The apparent rushed nature of the Assange promotion may be providing other benefits – a point that takes some explaining, but bear with us. Begin with evidence that the power elite has grown increasingly sloppy and authoritarian in the 21st century. Dominant social themes that took decades to cultivate are basically promoted regardless of resistance nowadays. (Global warming comes to mind. There is little popular belief in it anymore, but governance continues to be developed for it as if the meme’s credibility had never been shattered.)

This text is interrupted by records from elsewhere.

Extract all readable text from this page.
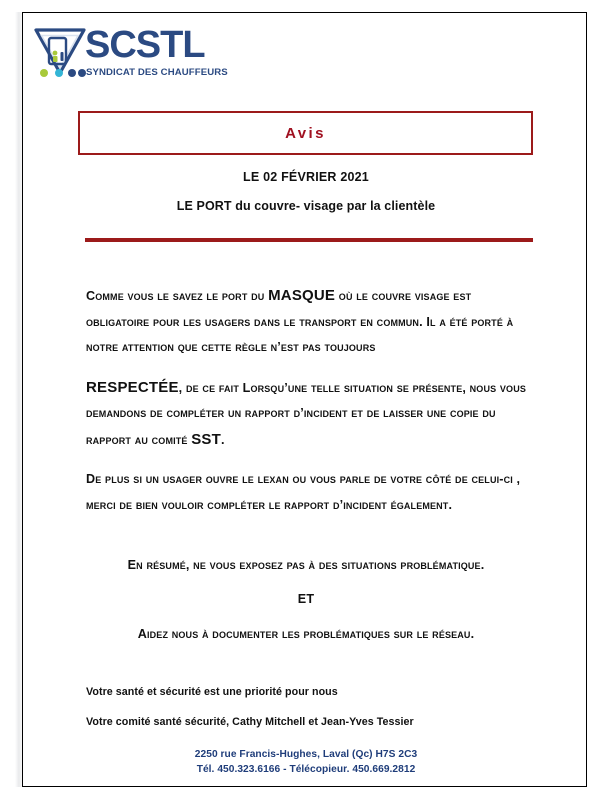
SCSTL
SYNDICAT DES CHAUFFEURS
Avis
LE 02 FÉVRIER 2021
LE PORT du couvre- visage par la clientèle

Comme vous le savez le port du MASQUE où le couvre visage est obligatoire pour les usagers dans le transport en commun. Il a été porté à notre attention que cette règle n’est pas toujours

RESPECTÉE, de ce fait Lorsqu’une telle situation se présente, nous vous demandons de compléter un rapport d’incident et de laisser une copie du rapport au comité SST.

De plus si un usager ouvre le lexan ou vous parle de votre côté de celui-ci , merci de bien vouloir compléter le rapport d’incident également.

En résumé, ne vous exposez pas à des situations problématique.
ET
Aidez nous à documenter les problématiques sur le réseau.
Votre santé et sécurité est une priorité pour nous
Votre comité santé sécurité, Cathy Mitchell et Jean-Yves Tessier
2250 rue Francis-Hughes, Laval (Qc) H7S 2C3
Tél. 450.323.6166 - Télécopieur. 450.669.2812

With so many of its dominant social themes essentially foundering in the era of the Internet, the powers-that-be may have launched their “blond stranger” promotion without fully vetting the consequences. We would argue that many blogs and ‘Net news forums have come to the same sorts of tentative conclusions we have regarding Assange. Given the suspicions that Assange now arouses, his WikiLeaks contributions can be looked upon as a kind of key to elite memes.

What the elite has provided us with, therefore, is a kind of Rosetta Stone exposing its manipulations. One only needs to analyze WikiLeaks actives to understand what the power elite wishes to emphasize and how it wishes to frame the argument. (Assange is on the record, by the way, as downplaying any inconsistencies with the 9/11 narrative and expressing irritation that people still question the official US story when there are so many other “real” problems to tackle.)

Ironic is it not? In a somewhat panicked reaction to the Internet, the powers-that-be may have miscalculated. Perhaps they intended to co-opt the credibility of the Internet for their own purposes; instead they have inadvertently provided us with a road map to their manipulations, and even their intentions.

Conclusion

We are not making a definitive statement, only offering up conjectures regarding what may be (yes, just may be) one of the most important – and ill conceived – of elite promotions in the entire history of the modern Anglosphere conspiracy. The chances are (if such conjectures are correct) that the elite is committed to Assange and WikiLeaks. And perhaps this makes such suppositions even more useful. Simply watch Assange and WikiLeaks to understand what the elite wishes to promote and why. WikiLeaks becomes a window into its collective soul.

2 Comments »

  • tal said:

    The sexual assault charges provide the titillation factor to engage those whose eyes roll at idea of political revelations. It also serves as a mechanism for knocking real news off the front page: Assange trumped Egypt on the front page of my newspaper on Tuesday..

  • Clark Edgeworth said:

    Wikileaks helped to sponsor a classic false narrative around the 2007 routine attack on a group of enemy combatants, civilians, and Reuters reporters, which you mention above. The reporters were among those who couldn’t make the connection between taking “selfies” with one of the U.S.’s enemies in a combat zone and sudden explosions, until it was too late. The civilians made a similar mistake, since they are notoriously difficult to distinguish from combatants. Civilians die in wars, and since no political or military power can long survive without the support of the common people, usually in large numbers, this being the primary manner in which victory is attained. So there was nothing damning about the video, since the fraud was discovered years ago, though probably not by you. And the attack occured in Irag, not where you indicated, so perhaps you are simply in way over your head.

    It isn’t that “facts can be stubborn things”, but rather it is that facts are always stubborn things.